Life changing news does change perception and the magnitude of some problems can dwarf others but you can still worry about the gas bill, and say so.

Lifeomars · 07/04/2024 16:00

For me, it's where I live, it is horrible, so dirty and unpleasant. I worked so hard on my own as a single mum to bring up my child and pay off my mortgage and do feel grateful that at least I now have no housing costs as the situation is horrific now for so many people. However I can hardly bear to leave my house, there is rubbish everywhere, bins left out for years on end, my neighbours are vile, dirty and noisy. I cannot afford to move and the thought of ending my days where I live make me so depressed. It didn't used to be like this, I would never have bought my house if it had been, it is just that so many houses near me are now owned by BTL landlords who just let the properties rot.
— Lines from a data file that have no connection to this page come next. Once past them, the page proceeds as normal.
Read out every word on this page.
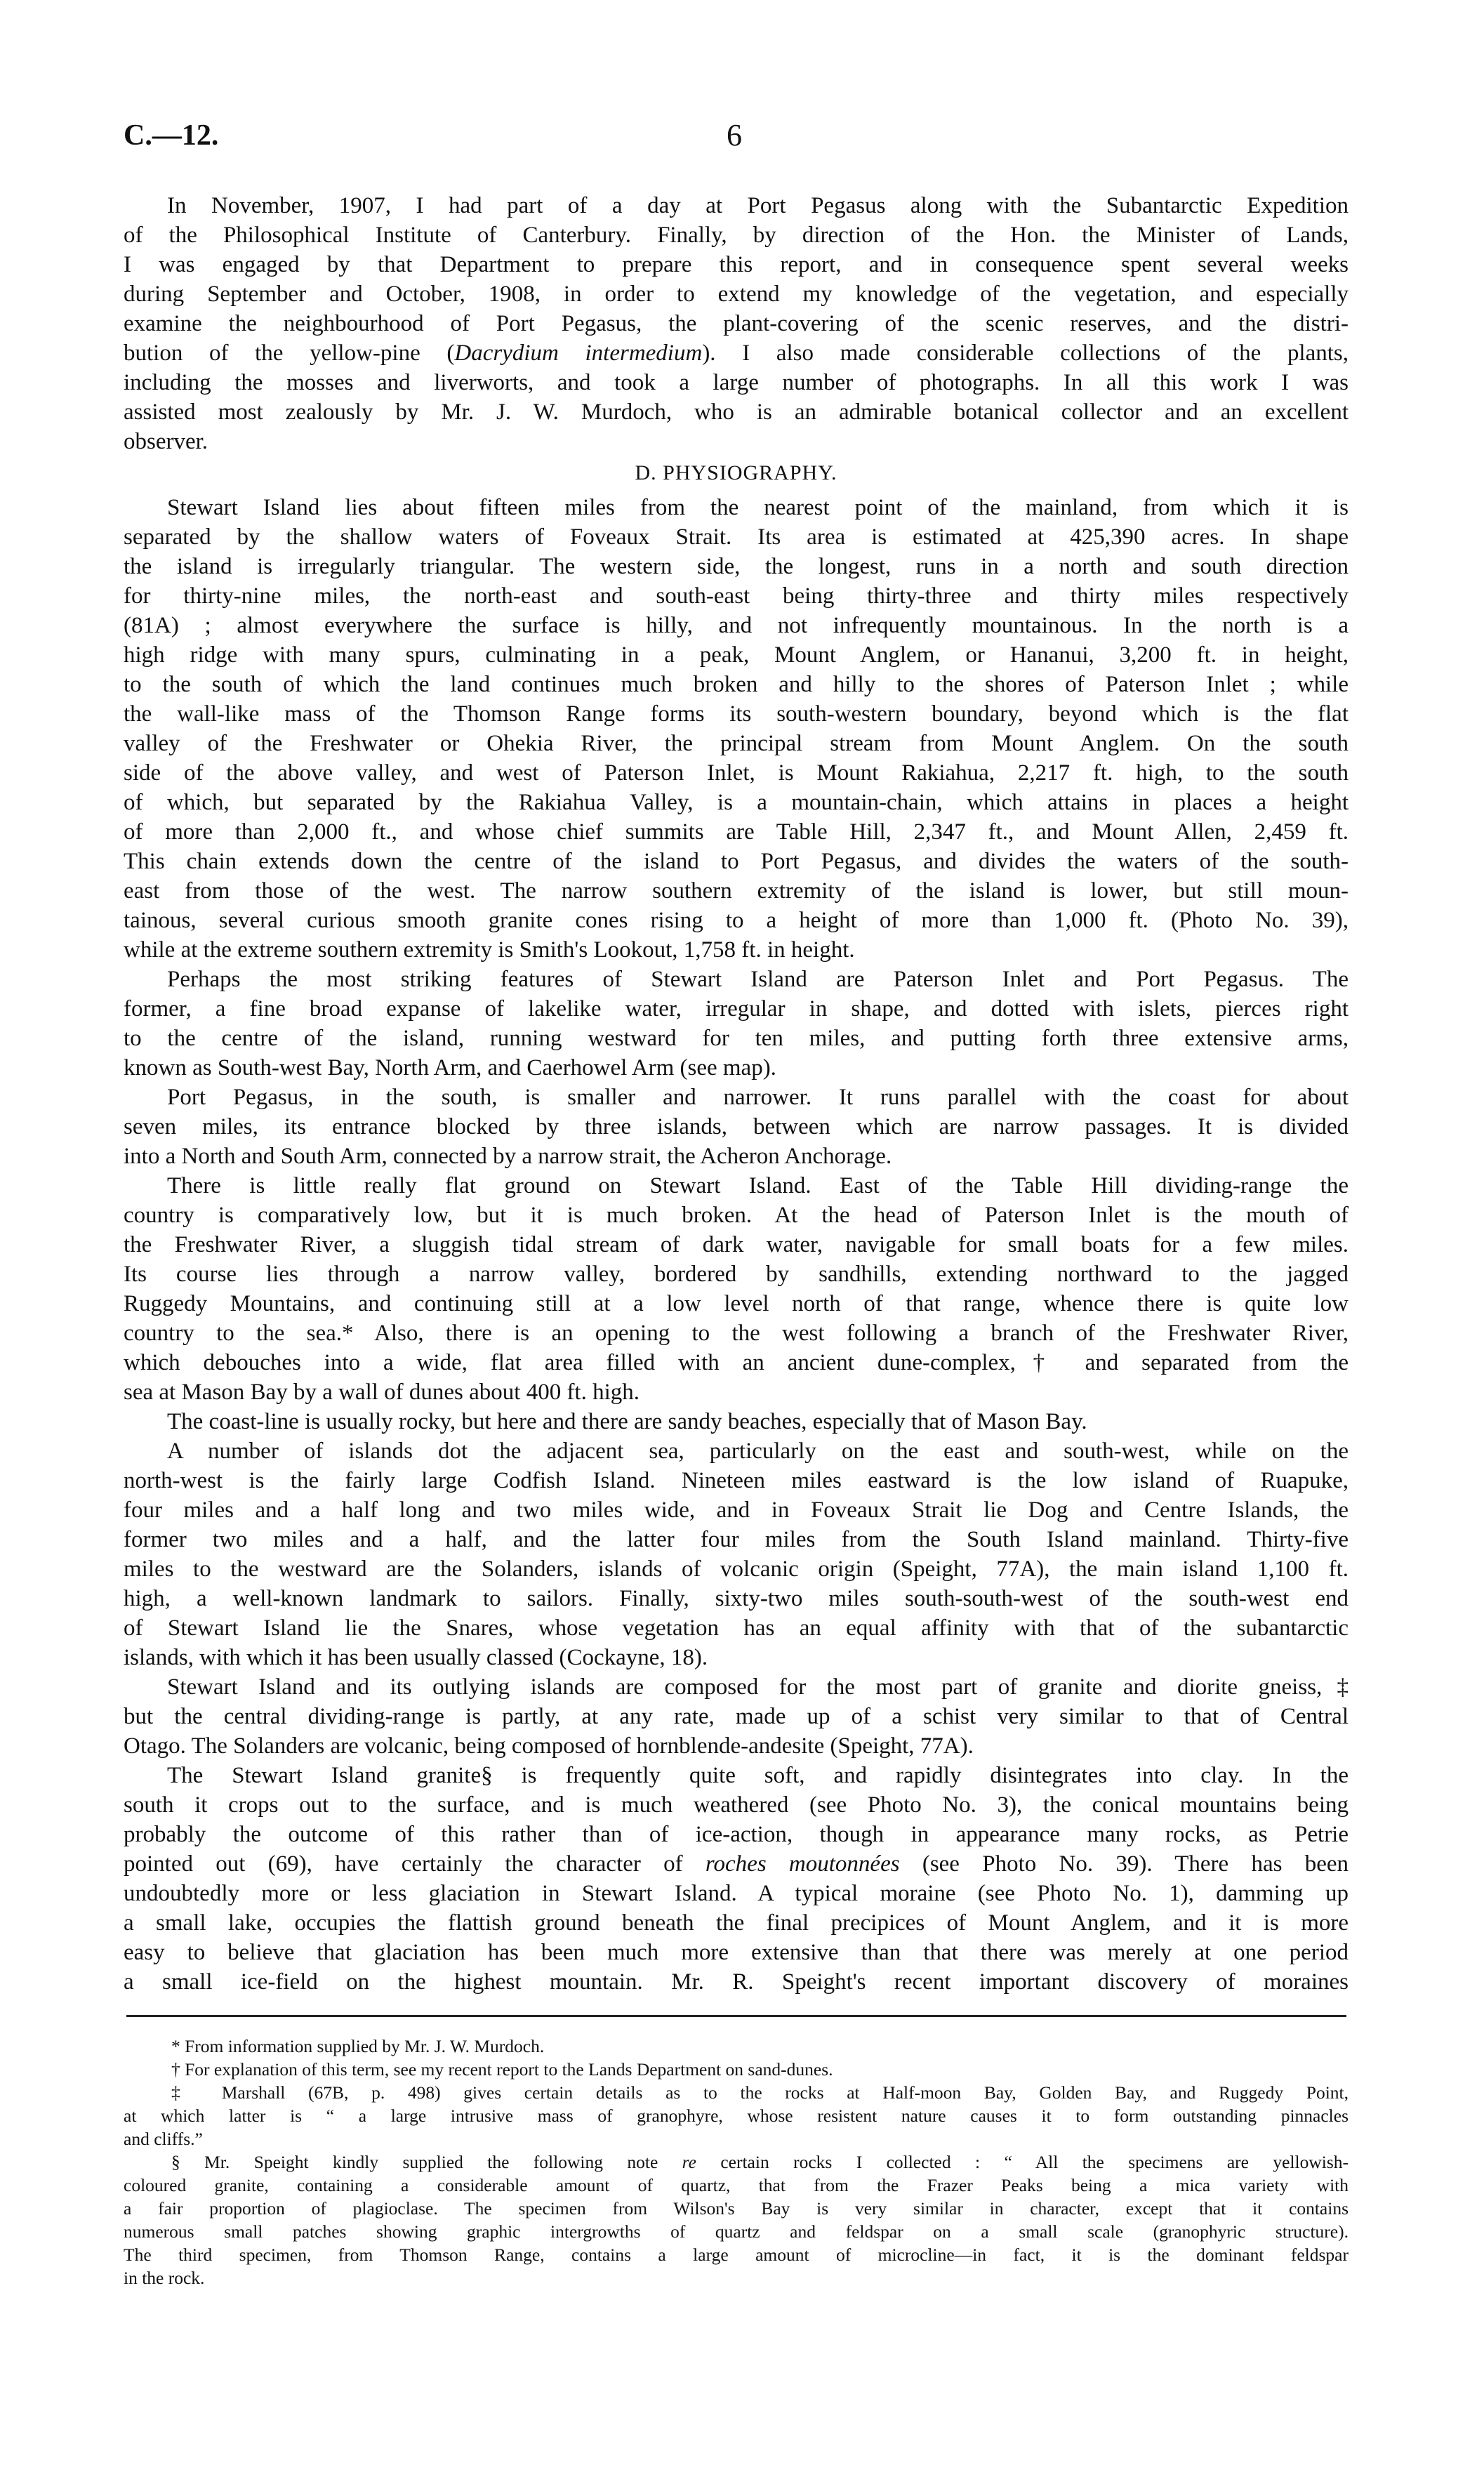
C.—12.	6
In November, 1907, I had part of a day at Port Pegasus along with the Subantarctic Expedition
of the Philosophical Institute of Canterbury. Finally, by direction of the Hon. the Minister of Lands,
I was engaged by that Department to prepare this report, and in consequence spent several weeks
during September and October, 1908, in order to extend my knowledge of the vegetation, and especially
examine the neighbourhood of Port Pegasus, the plant-covering of the scenic reserves, and the distri-
bution of the yellow-pine (Dacrydium intermedium). I also made considerable collections of the plants,
including the mosses and liverworts, and took a large number of photographs. In all this work I was
assisted most zealously by Mr. J. W. Murdoch, who is an admirable botanical collector and an excellent
observer.
D. PHYSIOGRAPHY.
Stewart Island lies about fifteen miles from the nearest point of the mainland, from which it is
separated by the shallow waters of Foveaux Strait. Its area is estimated at 425,390 acres. In shape
the island is irregularly triangular. The western side, the longest, runs in a north and south direction
for thirty-nine miles, the north-east and south-east being thirty-three and thirty miles respectively
(81A) ; almost everywhere the surface is hilly, and not infrequently mountainous. In the north is a
high ridge with many spurs, culminating in a peak, Mount Anglem, or Hananui, 3,200 ft. in height,
to the south of which the land continues much broken and hilly to the shores of Paterson Inlet ; while
the wall-like mass of the Thomson Range forms its south-western boundary, beyond which is the flat
valley of the Freshwater or Ohekia River, the principal stream from Mount Anglem. On the south
side of the above valley, and west of Paterson Inlet, is Mount Rakiahua, 2,217 ft. high, to the south
of which, but separated by the Rakiahua Valley, is a mountain-chain, which attains in places a height
of more than 2,000 ft., and whose chief summits are Table Hill, 2,347 ft., and Mount Allen, 2,459 ft.
This chain extends down the centre of the island to Port Pegasus, and divides the waters of the south-
east from those of the west. The narrow southern extremity of the island is lower, but still moun-
tainous, several curious smooth granite cones rising to a height of more than 1,000 ft. (Photo No. 39),
while at the extreme southern extremity is Smith's Lookout, 1,758 ft. in height.
Perhaps the most striking features of Stewart Island are Paterson Inlet and Port Pegasus. The
former, a fine broad expanse of lakelike water, irregular in shape, and dotted with islets, pierces right
to the centre of the island, running westward for ten miles, and putting forth three extensive arms,
known as South-west Bay, North Arm, and Caerhowel Arm (see map).
Port Pegasus, in the south, is smaller and narrower. It runs parallel with the coast for about
seven miles, its entrance blocked by three islands, between which are narrow passages. It is divided
into a North and South Arm, connected by a narrow strait, the Acheron Anchorage.
There is little really flat ground on Stewart Island. East of the Table Hill dividing-range the
country is comparatively low, but it is much broken. At the head of Paterson Inlet is the mouth of
the Freshwater River, a sluggish tidal stream of dark water, navigable for small boats for a few miles.
Its course lies through a narrow valley, bordered by sandhills, extending northward to the jagged
Ruggedy Mountains, and continuing still at a low level north of that range, whence there is quite low
country to the sea.* Also, there is an opening to the west following a branch of the Freshwater River,
which debouches into a wide, flat area filled with an ancient dune-complex,† and separated from the
sea at Mason Bay by a wall of dunes about 400 ft. high.
The coast-line is usually rocky, but here and there are sandy beaches, especially that of Mason Bay.
A number of islands dot the adjacent sea, particularly on the east and south-west, while on the
north-west is the fairly large Codfish Island. Nineteen miles eastward is the low island of Ruapuke,
four miles and a half long and two miles wide, and in Foveaux Strait lie Dog and Centre Islands, the
former two miles and a half, and the latter four miles from the South Island mainland. Thirty-five
miles to the westward are the Solanders, islands of volcanic origin (Speight, 77A), the main island 1,100 ft.
high, a well-known landmark to sailors. Finally, sixty-two miles south-south-west of the south-west end
of Stewart Island lie the Snares, whose vegetation has an equal affinity with that of the subantarctic
islands, with which it has been usually classed (Cockayne, 18).
Stewart Island and its outlying islands are composed for the most part of granite and diorite gneiss,‡
but the central dividing-range is partly, at any rate, made up of a schist very similar to that of Central
Otago. The Solanders are volcanic, being composed of hornblende-andesite (Speight, 77A).
The Stewart Island granite§ is frequently quite soft, and rapidly disintegrates into clay. In the
south it crops out to the surface, and is much weathered (see Photo No. 3), the conical mountains being
probably the outcome of this rather than of ice-action, though in appearance many rocks, as Petrie
pointed out (69), have certainly the character of roches moutonnées (see Photo No. 39). There has been
undoubtedly more or less glaciation in Stewart Island. A typical moraine (see Photo No. 1), damming up
a small lake, occupies the flattish ground beneath the final precipices of Mount Anglem, and it is more
easy to believe that glaciation has been much more extensive than that there was merely at one period
a small ice-field on the highest mountain. Mr. R. Speight's recent important discovery of moraines
* From information supplied by Mr. J. W. Murdoch.
† For explanation of this term, see my recent report to the Lands Department on sand-dunes.
‡ Marshall (67B, p. 498) gives certain details as to the rocks at Half-moon Bay, Golden Bay, and Ruggedy Point,
at which latter is “ a large intrusive mass of granophyre, whose resistent nature causes it to form outstanding pinnacles
and cliffs.”
§ Mr. Speight kindly supplied the following note re certain rocks I collected : “ All the specimens are yellowish-
coloured granite, containing a considerable amount of quartz, that from the Frazer Peaks being a mica variety with
a fair proportion of plagioclase. The specimen from Wilson's Bay is very similar in character, except that it contains
numerous small patches showing graphic intergrowths of quartz and feldspar on a small scale (granophyric structure).
The third specimen, from Thomson Range, contains a large amount of microcline—in fact, it is the dominant feldspar
in the rock.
Then I feel bad as really my problem is nowhere near as bad as some people's

lifeisawillow3 · 07/04/2024 16:02

Rycbar · 07/04/2024 15:16

Infertility.
I just want it to be my turn now.

Me too. 🫶🏻 we will get through this!

RueTroussevache · 07/04/2024 16:05

I've wasted my life, some my fault, some circumstances.
I struggle with wanting to live, though I know I'm not allowed to do anything about it.

Lifeomars · 07/04/2024 16:07

amiahoarder · 07/04/2024 11:01

Money worries

I have lots of other problems but having no money worries would make the rest a lot easier

This is so true, I would even dispute the "money can't buy happiness", as it certainly can smooth so much of the rough edges off from life. I have had times in my life when money would have made so much of a difference, money to buy decent food, money for a day out or in my wilder dreams, a holiday, or even just to have the heating on without being worried sick about the cost. Money buys freedom, it give you the space to look at the other things in life that need addressing, it frees you from the stress of just surviving.

Murkierwaters · 07/04/2024 16:22

Trying to manage issues due to my ASD/ADHD PND and ARFID alone. Cannot ask for any help from professionals at all as when I did in the past they were all over it from a safeguarding perspective and they weren’t supportive or kind at all just basically saying my dc will be affected it was horrible. So I’m trying to manage it alone , might access private care if gets to that point but absolutely not my nhs gp etc

Mummyoflittledragon · 07/04/2024 16:26

MrsSlocombesCat · 07/04/2024 13:02

GSCE’s aren’t the biggest issue here. Her health is. She shouldn’t have the pressure of studying if she’s this mentally unwell. My son has ASD and is very intelligent but studying for GCSE’s and then going to college drove him to a breakdown and he told me if he wasn’t such a coward he would kill himself. I wish I could go back in time and homeschool him instead of worrying about exams.

I’m sorry about your ds. I hope he will be ok. Dd is already at private school because she was finding mainstream difficult. It is important to her to get her GCSEs because she’s planning to stay there for sixth form otherwise she will have to repeat the year, which will actually be far worse for her mental health than sitting them now. If this happens it’s fine by dh and me, albeit pretty crap for our finances as the whole thing is being funded through savings. She actually doesn’t feel under pressure from the exams and if she doesn’t study and as long as I can keep her eating she should still pass… and passing is fine, the school will accept this. I need to figure out a plan of action for therapy now.

Muffintopper · 07/04/2024 16:30

My drinking.

BirthdayRainbow · 07/04/2024 16:33

Travellingislife · 07/04/2024 15:36

Seeing people who actually have real problems makes me feel pretty bad worrying about my insignificant ones. I don’t even dare to mention them on here. An eye opener.
Sending strength to all of you out there having a tough time.

Someone else having a huge problem doesn't make yours go away. We all want to support each other. Talk to us if you want.